Of the five Chinese AI agents reviewed, only one had published any safety frameworks or compliance standards. The study does not draw regulatory conclusions but notes the transparency pattern as a data point in a broader global picture of AI governance development.

What Accountability Looks Like

The Index is descriptive rather than prescriptive, but its framework implies what agent-level accountability would require: published system cards that address the agent's specific capabilities and risk profile, internal safety testing results, third-party audit data, and clear disclosure protocols for agent behavior on the web. No regulatory body currently mandates these disclosures for AI agents in major markets, and the Index's findings suggest that voluntary compliance is far from the norm.

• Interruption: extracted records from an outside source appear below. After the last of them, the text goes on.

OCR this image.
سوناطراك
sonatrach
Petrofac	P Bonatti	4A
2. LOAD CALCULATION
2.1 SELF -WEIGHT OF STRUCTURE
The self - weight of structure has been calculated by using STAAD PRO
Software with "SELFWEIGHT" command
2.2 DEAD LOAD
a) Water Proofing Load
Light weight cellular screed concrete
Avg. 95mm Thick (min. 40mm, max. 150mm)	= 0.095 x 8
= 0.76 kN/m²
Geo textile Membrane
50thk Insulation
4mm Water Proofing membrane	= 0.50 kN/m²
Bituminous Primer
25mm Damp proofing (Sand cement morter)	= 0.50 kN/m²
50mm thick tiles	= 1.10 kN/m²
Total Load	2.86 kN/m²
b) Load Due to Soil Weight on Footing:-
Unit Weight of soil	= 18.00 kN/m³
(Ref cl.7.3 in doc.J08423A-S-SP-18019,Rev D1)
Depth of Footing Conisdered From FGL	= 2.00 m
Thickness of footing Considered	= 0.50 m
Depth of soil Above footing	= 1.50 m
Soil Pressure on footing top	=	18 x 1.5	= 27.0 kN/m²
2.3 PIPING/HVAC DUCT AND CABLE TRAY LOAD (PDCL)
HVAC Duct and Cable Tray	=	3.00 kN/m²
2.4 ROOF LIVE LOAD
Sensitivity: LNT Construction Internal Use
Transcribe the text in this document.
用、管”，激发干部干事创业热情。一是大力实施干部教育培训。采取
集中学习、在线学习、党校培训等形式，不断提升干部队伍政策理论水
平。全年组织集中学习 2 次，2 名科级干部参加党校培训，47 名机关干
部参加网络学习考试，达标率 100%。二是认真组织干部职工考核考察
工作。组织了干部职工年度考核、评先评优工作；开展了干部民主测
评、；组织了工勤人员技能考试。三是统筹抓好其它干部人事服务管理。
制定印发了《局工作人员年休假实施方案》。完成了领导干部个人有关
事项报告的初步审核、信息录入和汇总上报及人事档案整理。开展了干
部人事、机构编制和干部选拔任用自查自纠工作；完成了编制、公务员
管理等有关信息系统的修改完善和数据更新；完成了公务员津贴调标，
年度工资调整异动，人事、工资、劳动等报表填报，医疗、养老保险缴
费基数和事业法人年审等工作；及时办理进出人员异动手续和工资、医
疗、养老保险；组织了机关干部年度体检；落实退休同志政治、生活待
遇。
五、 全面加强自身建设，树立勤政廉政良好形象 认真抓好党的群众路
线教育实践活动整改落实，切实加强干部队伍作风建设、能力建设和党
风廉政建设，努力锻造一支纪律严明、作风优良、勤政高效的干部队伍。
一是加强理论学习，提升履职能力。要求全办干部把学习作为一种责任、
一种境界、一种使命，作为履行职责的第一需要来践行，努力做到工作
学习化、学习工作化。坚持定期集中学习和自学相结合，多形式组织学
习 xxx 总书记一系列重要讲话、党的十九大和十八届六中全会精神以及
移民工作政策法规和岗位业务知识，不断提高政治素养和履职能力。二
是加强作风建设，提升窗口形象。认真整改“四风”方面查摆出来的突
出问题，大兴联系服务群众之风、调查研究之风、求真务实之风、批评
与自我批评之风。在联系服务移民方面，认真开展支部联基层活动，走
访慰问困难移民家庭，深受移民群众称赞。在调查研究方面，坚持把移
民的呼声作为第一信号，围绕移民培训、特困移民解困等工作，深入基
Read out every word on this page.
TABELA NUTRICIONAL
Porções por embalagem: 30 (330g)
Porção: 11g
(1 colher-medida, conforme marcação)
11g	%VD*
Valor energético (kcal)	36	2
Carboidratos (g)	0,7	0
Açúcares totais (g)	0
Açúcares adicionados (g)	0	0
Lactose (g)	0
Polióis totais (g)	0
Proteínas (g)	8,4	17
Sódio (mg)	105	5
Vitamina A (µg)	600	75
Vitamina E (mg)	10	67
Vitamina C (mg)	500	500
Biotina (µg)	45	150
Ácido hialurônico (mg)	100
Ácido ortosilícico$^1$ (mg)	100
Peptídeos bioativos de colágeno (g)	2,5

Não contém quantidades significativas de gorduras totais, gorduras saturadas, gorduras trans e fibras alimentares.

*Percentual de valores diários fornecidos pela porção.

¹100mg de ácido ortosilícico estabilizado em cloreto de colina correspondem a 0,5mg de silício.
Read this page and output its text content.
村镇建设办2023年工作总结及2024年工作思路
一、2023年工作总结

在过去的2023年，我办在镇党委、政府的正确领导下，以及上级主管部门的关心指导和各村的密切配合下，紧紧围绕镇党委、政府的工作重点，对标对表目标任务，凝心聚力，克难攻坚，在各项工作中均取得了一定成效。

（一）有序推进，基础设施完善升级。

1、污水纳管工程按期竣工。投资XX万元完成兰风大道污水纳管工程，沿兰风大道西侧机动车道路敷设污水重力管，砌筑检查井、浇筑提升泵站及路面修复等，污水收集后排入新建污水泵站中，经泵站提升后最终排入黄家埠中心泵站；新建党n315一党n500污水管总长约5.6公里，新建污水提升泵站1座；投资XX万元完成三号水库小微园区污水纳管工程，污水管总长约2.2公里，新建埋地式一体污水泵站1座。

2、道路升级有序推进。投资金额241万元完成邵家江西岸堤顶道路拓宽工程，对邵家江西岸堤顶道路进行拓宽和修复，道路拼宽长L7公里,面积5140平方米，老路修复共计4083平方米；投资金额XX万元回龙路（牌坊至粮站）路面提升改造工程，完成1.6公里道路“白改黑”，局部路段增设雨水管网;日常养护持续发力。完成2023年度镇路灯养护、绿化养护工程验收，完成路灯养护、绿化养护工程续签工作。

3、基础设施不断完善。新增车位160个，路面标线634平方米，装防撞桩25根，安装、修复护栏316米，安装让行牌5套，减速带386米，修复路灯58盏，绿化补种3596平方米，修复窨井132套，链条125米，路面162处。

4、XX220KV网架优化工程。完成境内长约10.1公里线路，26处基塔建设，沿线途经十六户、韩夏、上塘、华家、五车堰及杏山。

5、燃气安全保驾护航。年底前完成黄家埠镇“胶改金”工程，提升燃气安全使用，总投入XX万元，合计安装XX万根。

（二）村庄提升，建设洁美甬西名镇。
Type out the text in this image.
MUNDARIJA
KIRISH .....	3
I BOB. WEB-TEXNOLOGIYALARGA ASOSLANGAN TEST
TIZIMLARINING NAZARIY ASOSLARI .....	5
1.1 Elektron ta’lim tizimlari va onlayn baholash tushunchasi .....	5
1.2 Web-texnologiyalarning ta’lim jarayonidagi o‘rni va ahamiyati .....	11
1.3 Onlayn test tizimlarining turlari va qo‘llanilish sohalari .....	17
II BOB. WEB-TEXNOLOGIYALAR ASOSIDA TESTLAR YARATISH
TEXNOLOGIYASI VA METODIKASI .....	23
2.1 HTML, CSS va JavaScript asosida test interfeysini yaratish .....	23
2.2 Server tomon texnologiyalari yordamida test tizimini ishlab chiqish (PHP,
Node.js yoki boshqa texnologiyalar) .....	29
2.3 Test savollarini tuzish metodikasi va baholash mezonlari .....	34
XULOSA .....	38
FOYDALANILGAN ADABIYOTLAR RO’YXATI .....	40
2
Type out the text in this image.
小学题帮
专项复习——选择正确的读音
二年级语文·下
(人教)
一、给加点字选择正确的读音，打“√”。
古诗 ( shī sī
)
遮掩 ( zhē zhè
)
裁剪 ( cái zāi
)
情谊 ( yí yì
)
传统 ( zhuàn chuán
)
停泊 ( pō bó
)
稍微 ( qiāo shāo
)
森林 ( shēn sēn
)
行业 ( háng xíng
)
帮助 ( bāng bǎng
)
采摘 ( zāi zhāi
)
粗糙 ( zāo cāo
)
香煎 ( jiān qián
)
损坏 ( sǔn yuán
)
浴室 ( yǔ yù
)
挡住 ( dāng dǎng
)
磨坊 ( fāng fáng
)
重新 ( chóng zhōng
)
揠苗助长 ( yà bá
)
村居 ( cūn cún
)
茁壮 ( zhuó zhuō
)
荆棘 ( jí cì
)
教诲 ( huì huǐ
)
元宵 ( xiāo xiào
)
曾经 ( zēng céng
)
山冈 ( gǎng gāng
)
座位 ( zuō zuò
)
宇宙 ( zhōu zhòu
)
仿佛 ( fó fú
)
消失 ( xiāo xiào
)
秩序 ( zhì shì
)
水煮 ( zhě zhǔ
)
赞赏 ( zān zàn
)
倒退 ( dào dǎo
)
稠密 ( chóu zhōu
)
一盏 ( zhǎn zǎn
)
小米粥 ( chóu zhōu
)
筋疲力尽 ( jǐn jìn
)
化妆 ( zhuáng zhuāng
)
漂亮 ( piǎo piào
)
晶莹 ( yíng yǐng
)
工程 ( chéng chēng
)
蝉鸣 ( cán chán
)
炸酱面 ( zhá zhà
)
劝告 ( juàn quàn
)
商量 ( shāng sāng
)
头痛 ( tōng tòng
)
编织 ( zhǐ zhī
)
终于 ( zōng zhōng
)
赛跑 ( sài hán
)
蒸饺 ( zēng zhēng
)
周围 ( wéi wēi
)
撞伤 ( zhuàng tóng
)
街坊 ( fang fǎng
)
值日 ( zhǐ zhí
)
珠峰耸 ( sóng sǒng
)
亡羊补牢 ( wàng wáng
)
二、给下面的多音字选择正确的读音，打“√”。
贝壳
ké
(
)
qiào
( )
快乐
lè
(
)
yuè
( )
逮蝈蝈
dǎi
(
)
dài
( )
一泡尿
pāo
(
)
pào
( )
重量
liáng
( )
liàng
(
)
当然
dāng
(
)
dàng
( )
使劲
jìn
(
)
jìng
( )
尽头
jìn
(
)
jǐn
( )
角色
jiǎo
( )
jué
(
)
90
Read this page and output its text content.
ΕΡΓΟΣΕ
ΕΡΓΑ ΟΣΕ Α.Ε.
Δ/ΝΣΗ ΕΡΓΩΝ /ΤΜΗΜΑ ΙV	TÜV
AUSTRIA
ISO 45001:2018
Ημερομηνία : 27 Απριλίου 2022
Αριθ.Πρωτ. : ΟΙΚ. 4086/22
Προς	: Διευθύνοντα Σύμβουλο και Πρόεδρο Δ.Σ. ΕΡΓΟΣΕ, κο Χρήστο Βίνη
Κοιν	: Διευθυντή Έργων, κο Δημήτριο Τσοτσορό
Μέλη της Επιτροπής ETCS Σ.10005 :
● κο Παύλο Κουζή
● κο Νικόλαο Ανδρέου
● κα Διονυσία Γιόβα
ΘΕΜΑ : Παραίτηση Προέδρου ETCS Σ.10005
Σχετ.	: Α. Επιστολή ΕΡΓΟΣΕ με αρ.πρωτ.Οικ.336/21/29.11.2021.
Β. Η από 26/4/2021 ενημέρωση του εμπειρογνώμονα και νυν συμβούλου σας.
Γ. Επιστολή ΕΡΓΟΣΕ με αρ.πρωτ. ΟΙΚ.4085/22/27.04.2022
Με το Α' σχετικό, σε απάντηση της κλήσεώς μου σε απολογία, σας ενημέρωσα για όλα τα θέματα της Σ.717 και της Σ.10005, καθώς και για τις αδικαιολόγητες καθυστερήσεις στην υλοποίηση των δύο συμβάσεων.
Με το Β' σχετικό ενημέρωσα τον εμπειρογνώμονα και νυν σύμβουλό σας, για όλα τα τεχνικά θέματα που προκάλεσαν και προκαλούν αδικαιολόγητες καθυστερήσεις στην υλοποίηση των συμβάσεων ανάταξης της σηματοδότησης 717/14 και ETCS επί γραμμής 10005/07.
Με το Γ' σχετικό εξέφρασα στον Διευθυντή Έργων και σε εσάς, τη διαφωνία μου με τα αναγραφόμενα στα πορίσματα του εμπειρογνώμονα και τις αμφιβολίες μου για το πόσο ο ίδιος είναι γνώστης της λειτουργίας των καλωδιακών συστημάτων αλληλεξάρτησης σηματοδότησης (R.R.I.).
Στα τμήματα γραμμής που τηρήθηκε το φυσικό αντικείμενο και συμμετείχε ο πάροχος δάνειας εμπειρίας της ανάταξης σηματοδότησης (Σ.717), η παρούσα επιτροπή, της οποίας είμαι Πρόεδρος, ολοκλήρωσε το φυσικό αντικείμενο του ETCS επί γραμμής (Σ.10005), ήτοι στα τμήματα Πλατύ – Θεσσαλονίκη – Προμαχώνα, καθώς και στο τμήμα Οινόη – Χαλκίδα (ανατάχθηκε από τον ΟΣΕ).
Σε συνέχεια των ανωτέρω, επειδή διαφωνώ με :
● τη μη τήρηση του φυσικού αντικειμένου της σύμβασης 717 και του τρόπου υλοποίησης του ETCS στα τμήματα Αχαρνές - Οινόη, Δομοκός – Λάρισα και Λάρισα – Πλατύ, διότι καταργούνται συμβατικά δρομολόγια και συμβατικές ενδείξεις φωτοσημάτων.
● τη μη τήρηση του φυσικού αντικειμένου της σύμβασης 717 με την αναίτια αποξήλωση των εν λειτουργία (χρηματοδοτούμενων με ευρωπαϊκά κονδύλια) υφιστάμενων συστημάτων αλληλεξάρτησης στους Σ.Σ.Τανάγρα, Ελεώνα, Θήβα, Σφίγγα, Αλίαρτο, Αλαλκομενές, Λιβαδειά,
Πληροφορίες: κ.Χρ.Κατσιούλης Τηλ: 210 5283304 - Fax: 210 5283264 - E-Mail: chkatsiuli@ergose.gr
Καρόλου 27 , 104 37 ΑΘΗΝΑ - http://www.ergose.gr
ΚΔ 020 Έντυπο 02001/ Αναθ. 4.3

The timing of the study matters. AI agents are not experimental systems confined to research environments; they are products used at scale by consumers and businesses for real-world tasks with real-world consequences. The gap the Index documents - between what developers say about safety and what they demonstrate - is not a future risk but a present one. Security incidents involving browser agents have already been documented. More will follow as these systems become more capable and more widely deployed.

Staufer's final assessment of the latest Index data is direct: the pace of AI agent deployment is outrunning the pace of safety evaluation. The transparency and governance frameworks needed to manage systems that can act autonomously in the real world are, in his characterization, dangerously behind where they need to be. The data in the Index does not contradict that conclusion. What the Index provides, for the first time at this level of detail, is a systematic public record of what those 30 leading systems actually disclose - a baseline against which future disclosures, or the lack of them, can be measured.

Source: AI Agent Index annual update, published February 2026. Lead author: Leon Staufer, Leverhulme Centre for the Future of Intelligence, University of Cambridge. Collaborating institutions: University of Cambridge, University of Washington, Harvard Law School, Stanford University, Concordia AI, University of Pennsylvania, MIT, Hebrew University of Jerusalem. Index covers 30 AI agents with data through December 31, 2025.